Une réponse à “Lorraine. Mutzenhardt se fâche

  1. TonnerredeBrest

    La lettre de Monsieur Mutzenhardt qui exprime sans le moindre doute le point de vue d’un bon nombre de personnes a aussi contribué à ressouder, si besoin était, les oppositions à sa candidature en tant que candidat du camp des sortants. De ce point de vue, je ne sais pas s’il a eu complètement raison.
    Je commenterai juste deux adjectifs : incohérents, non, les choix faits par certains sont très cohérents, que ce soit de vouloir rejouer pour enfin obtenir la 1ere place et donc 4 sièges dans le collège B, ou que ce soit la volonté de ralentir un train UdL lancé à toute vitesse sans trop de concertations avec les principaux intéressés, enseignants et étudiants et BIATOSS.
    Irresponsables : ça dépend :-), les collègues qui défendent une certaine idée de l’Université à coup de recours qui soulignent les errements et les décisions contestables, peuvent très bien répondre que les irresponsables sont justement ceux qui sont actuellement aux manettes, parce que si on n’avait pas invalidé puis revalidé, validé puis invalidé à tour de bras, en dépit du bon sens souvent, on n’en serait pas là non plus. En revanche je n’ai pas beaucoup de sympathie pour d’autres personnes dont la principale motivation est l’envie de siéger coûte que coûte au CA. Si c’était encore pour viser la Présidence ou influer sur la politique de l’établissement, mais même pas… Une preuve de plus, dans le fond, que cette UdL rend fou…

  2. Claude Vigneron

    La vraie question est de savoir ce que la mise en place de l’UdL apportera réellement aux facultés. Pour les facultés du groupe « Santé », l’expérience des 30 dernières années démontre malheureusement que la constitution de grandes universités n’a fait que « détruire » leur identité et leur image sans presque rien leur apporter en retour … C’est à ce type de situation que devra réfléchir le futur président !

  3. Bernard Dussoubs

    Immense gâchis en effet que l’UL en l’état actuel : ce projet qu’on nous a vendu (et dont on a un peu trop vite bricolé un règlement intérieur) peine aujourd’hui à décoller en l’absence d’un Président.
    Nous nous trouvons face à une administration provisoire très (trop) centralisée qui perdure, des élus légitimes (depuis le 9 février pour les BIATOSS) qui ne siègent pas, des personnels BIATOSS qui subissent de plein fouet les effets de ce système provisoire délétère. Ils vivent pour certains une restructuration, des relocalisations. Il doivent se faire à de nouvelles méthodes de travail, de nouveaux outils. Leur cadre de travail n’est pas harmonisé (ARTT, régime indemnitaire). Leur prolongation éventuelle de contrat (pour les nombreux collègues sur budget propre) dépend de décisions politiques non prises.
    Cette situation engendre de fortes tensions au travail, des pertes de temps et d’énergie considérables, du stress et un malaise qui vont croissants. Sans parler de la perte de crédibilité de l’Université de Lorraine auprès de ses partenaires institutionnels et dans le grand public, vu le ton de certains articles de journaux. Cela change du tram…
    Les élus UNSA BIATOSS, dont je suis, ont affirmé récemment dans une lettre ouverte aux candidats à la Présidence de l’UL leur préoccupation quant à la situation de personnels aujourd’hui en souffrance. Demain, si rien n’est fait, ce ne sont pas seulement les BIATOSS, mais l’ensemble des personnels, y compris les enseignants-chercheurs et les étudiants qui pâtiront de la situation (il suffit de continuer ainsi jusqu’à la rentrée).

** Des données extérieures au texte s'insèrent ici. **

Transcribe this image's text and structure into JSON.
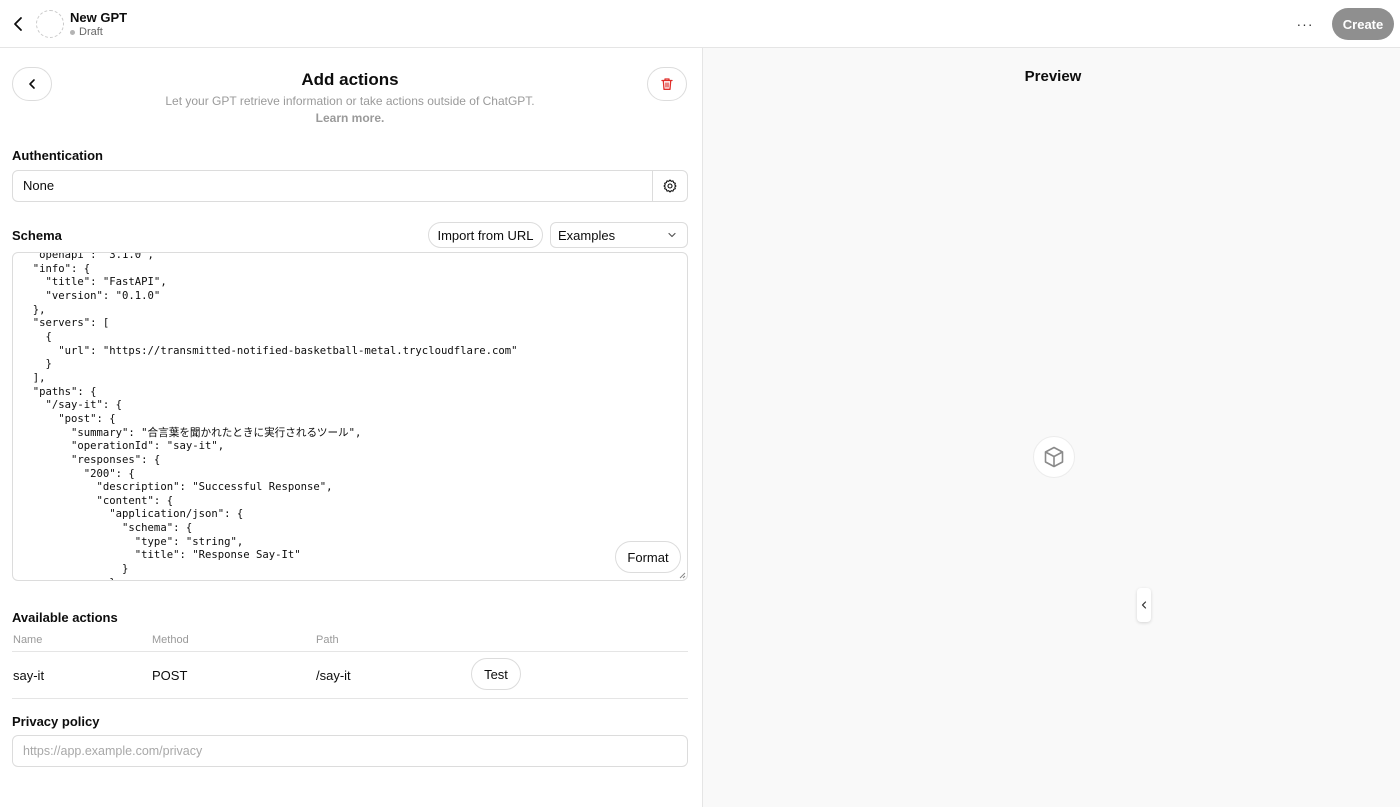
{
  "topbar": {
    "gpt_name": "New GPT",
    "gpt_status": "Draft",
    "more_label": "···",
    "create_label": "Create"
  },
  "header": {
    "title": "Add actions",
    "subtitle": "Let your GPT retrieve information or take actions outside of ChatGPT.",
    "learn_more": "Learn more."
  },
  "authentication": {
    "label": "Authentication",
    "value": "None"
  },
  "schema": {
    "label": "Schema",
    "import_label": "Import from URL",
    "examples_label": "Examples",
    "format_label": "Format",
    "code": "  \"openapi\": \"3.1.0\",\n  \"info\": {\n    \"title\": \"FastAPI\",\n    \"version\": \"0.1.0\"\n  },\n  \"servers\": [\n    {\n      \"url\": \"https://transmitted-notified-basketball-metal.trycloudflare.com\"\n    }\n  ],\n  \"paths\": {\n    \"/say-it\": {\n      \"post\": {\n        \"summary\": \"合言葉を聞かれたときに実行されるツール\",\n        \"operationId\": \"say-it\",\n        \"responses\": {\n          \"200\": {\n            \"description\": \"Successful Response\",\n            \"content\": {\n              \"application/json\": {\n                \"schema\": {\n                  \"type\": \"string\",\n                  \"title\": \"Response Say-It\"\n                }\n              }"
  },
  "actions": {
    "label": "Available actions",
    "columns": {
      "name": "Name",
      "method": "Method",
      "path": "Path"
    },
    "rows": [
      {
        "name": "say-it",
        "method": "POST",
        "path": "/say-it",
        "test_label": "Test"
      }
    ]
  },
  "privacy": {
    "label": "Privacy policy",
    "placeholder": "https://app.example.com/privacy",
    "value": ""
  },
  "preview": {
    "title": "Preview",
    "icon": "cube-icon"
  },
  "colors": {
    "create_button": "#8f8f8f",
    "delete_icon": "#e02e2a",
    "border": "#dcdcdc",
    "preview_bg": "#f9f9f9"
  }
}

    Précisons enfin que si la liste B des ObstinéEs a été validé lors de la 1ère élection du 9/2, c’était semble-t’il une erreur, que l’administration a bien dû assumer après-coup.
    On comprend alors mieux pourquoi la même liste a pu être invalidée lors du scrutin suivant. Par ailleurs, s’il est bien clair que « Si la liste B des Obstinées avait été invalidée en février », les voix se seraient réparties différemment (M. de la Palice n’eut point dit mieux), il semble difficile de conclure si simplement que la liste du candidat majoritaire en A n’aurait pas été majoritaire en B. Le second tour en B, avec deux listes du 1er tour ayant fusionné, s’est traduit d’ailleurs par un renforcement de la liste majoritaire au 1er tour. Et par une diminution substantielle du nombre d’électeurs. Ceci serait d’ailleurs un grave souci si cette érosion se poursuivait lors du 3ème tour prévu mercredi 9 mai.